To fully explore her options, she enrolled in UVM’s Integrated Humanities Program, which offers a series of courses that studies topics in-depth, from several different disciplinary perspectives. Participants live and learn together. By sharing the same intellectual journey under the same roof, she developed close relationships with her peers and faculty mentors.
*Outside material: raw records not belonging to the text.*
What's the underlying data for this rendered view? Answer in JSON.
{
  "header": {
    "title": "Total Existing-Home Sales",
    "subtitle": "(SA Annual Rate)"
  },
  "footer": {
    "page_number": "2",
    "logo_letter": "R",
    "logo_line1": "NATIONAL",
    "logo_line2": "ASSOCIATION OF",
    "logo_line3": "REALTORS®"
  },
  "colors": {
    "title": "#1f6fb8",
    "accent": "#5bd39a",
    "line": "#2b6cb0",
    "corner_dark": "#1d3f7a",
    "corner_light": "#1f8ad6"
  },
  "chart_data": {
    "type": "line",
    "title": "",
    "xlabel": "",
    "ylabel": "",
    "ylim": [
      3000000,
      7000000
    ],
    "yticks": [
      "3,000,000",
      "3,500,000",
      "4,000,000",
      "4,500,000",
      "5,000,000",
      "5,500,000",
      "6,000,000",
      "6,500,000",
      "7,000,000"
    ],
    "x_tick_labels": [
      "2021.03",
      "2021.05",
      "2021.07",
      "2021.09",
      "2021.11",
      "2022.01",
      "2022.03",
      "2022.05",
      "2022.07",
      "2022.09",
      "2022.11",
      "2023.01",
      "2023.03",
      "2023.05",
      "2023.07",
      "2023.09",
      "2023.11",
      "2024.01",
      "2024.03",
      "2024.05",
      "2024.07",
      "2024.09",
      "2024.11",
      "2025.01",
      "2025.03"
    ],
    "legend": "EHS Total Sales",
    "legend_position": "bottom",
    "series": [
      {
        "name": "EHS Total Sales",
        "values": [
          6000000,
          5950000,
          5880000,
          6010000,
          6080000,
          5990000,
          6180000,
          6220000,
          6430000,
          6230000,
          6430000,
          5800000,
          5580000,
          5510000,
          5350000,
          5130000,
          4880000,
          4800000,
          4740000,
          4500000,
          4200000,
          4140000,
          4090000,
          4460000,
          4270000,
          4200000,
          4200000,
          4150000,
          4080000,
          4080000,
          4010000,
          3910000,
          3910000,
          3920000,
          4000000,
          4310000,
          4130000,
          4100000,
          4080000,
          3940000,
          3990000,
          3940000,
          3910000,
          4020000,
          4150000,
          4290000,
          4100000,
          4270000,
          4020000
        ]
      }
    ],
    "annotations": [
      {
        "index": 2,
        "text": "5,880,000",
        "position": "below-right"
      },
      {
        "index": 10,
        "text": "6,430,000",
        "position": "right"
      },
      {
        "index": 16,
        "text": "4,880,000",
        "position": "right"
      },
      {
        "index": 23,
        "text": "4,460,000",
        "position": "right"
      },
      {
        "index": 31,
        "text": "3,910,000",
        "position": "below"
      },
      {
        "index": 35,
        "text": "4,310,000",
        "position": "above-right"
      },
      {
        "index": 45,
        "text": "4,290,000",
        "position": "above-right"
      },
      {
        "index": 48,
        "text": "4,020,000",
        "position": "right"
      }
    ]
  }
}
It was just the sort of academic experience Friendlander was looking for. She had attended Stevenson High School in North Chicago was interested in pulling up stakes and exploring a new environment. UVM popped up as an option during her college search, and a visit to campus confirmed her early impressions—a substantial research university that projected a friendly, progressive vibe. “I ended up meeting a lot of professors on Admitted Student Day,” she recalls. “They were really impressive people, but also very down to earth.”
The program exposed her to courses she otherwise might have overlooked, and she was fascinated by her class in religion. It led her to take more religion courses, and she was especially inspired by classes with professors Ilyse Morgenstein Fuerst and Vicki Brennan. “The professors in the department really helped me grow as a person,” she said. “They pushed you academically, while at the same time being very approachable.”
Freindlander completed a double major in anthropology and religion at UVM, and after taking a year off to carefully explore her options, she enrolled in a master’s program in archaeological biology at Brandeis University. She’s interested in paleopathology (particularly osteology, the study of the structure and function of bones) in sites in mesoamerica, particularly those that were invaded by the Spanish. “I want to use the scientific aspects of archaeology to broaden our anthropological understanding of past cultures.”
Now in her first year at Brandeis, her current plan is to earn a PhD and teaching in higher education. She’s convinced that her broad liberal arts background has made her a better learner and deeper thinker.
“Both human development and religion are very closely intertwined–they inform each other,” she said. “Studying both gave me multiple areas of human understanding to draw on.”
*In this series, we have pulled text from our newly relaunched website–we want to highlight our fantastic alumni in as many venues as possible!